Atlantia est aussi l’actionnaire principale d’Abertis depuis avril 2017 et de Getlink (ex-Eurotunnel), et a donc des biens en France, dont la SANEF (société d’autoroutes du nord et est de la France), mais aussi au Brésil, en Pologne, au Chili, aux USA et en Inde. Atlantia possède les aéroports Fiumicino et Ciampino à Rome, Nice, Cannes-Mandelieu et Saint-Tropez en France. Une de ses filiales, Ecomouv’, a failli mettre en place l’écotaxe en France en 2013-2014.
Cependant la famille Benetton est nettement plus connue pour le groupe textile éponyme, et son slogan « United colours of Benetton ». Et notamment pour de la propagande à grands frais en faveur de l’immigration sans contrôle et de la diversité, pour vendre des vêtements forts chers que bien des migrants ne sont pas en mesure de s’offrir.
Mais qu’ils peuvent avoir fabriqué : Benetton a été mouillée dans le scandale d’enfants turcs au travail pour fabriquer des vêtements de sa marque en 1999 : « Benetton. Ceux des affiches où petits blancs, noirs et asiatiques se donnent la main. Ceux des campagnes publicitaires-chocs qui dénoncent les misères du monde, avec une attention toute particulière envers les enfants », relève alors Le Soir. Benetton n’y a rien appris, et n’a fait seulement que changer de pays : en 2013, ses ateliers s’effondrent au Rana Plaza, en 2015 le groupe italien promet 1.1 millions de dollars aux 1138 victimes et 2000 blessés. Pas de pointure du barreau italien pour les défendre, eux.
Fidèle au photographe Oliviero Toscani, Benetton ne cesse de développer une publicité de masse qui a valeur de « message sur l’Humanité » pour porter ses ventes. « Benetton va plus loin, élimine le produit et diffuse sa vision du monde par le biais d’une publicité militante de plus en plus extrémiste » (Communication & Language, 1992, n°94). Luciano Benetton « participe complètement à l’élaboration de ces campagnes. Son objectif : faire fraterniser tous les peuples. Ce serait donc un humaniste épris de liberté, ses convictions passeraient donc au travers de ses publicités ».
Luciano Benetton s’était retiré de Benetton en 2008. Mais l’entreprise, confiée à des managers extérieurs a décliné bien qu’elle ait continué (ou parce qu’elle a continué ?) à célébrer la diversité. En 2017 il était revenu aux affaires à 82 ans, en constatant que l’entreprise était passée de 155 millions d’actifs à 81 millions de passifs. Près de 600 millions d’euros de pertes ont été accumulées par une gestion suicidaire, les pulls arrêtés, l’Amérique abandonnée, les magasins devenus « sombres et tristes comme ceux de la Pologne communiste ».

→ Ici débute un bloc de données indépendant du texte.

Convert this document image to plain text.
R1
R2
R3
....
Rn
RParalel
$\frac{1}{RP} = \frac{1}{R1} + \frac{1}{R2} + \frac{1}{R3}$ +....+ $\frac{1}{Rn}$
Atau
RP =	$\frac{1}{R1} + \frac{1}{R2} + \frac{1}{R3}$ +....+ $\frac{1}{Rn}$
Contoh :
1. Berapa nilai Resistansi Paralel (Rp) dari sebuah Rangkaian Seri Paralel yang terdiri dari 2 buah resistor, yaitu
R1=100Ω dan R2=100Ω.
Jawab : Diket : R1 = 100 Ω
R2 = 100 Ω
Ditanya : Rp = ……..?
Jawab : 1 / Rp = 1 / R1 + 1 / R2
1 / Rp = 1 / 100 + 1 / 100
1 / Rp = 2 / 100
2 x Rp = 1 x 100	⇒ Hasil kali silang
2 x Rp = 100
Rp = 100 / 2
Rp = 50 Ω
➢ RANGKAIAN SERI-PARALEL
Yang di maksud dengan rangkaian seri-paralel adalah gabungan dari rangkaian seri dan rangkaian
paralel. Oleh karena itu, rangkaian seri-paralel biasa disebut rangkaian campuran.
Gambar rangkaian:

Et surtout, avait-il souligné, sa famille « avait beaucoup élargi son portefeuille d’activités ; allant dans la restauration, les autoroutes, les infrastructures, les aéroports. La mode, d’activité principale est devenue marginale ». Et pendant qu’elle ramassait le cash et célébrait la diversité, la famille Benetton en a oublié d’innover et d’investir.
Les italiens le paient maintenant cash, ainsi que la ville de Gênes, « coupée du monde » et où plusieurs immeubles situés sous le pont effondré devront être détruits , entraînant le déplacement de 634 personnes ; 55.000 emplois y sont menacés et le port serait paralysé à court terme. C’est bien plus que l’effondrement d’un viaduc : c’est aussi celui d’un système, et d’une marque.
Louis Moulin
Crédit photos : Wikimedia Commons (CC/Ricardo Ricote Rodríguez)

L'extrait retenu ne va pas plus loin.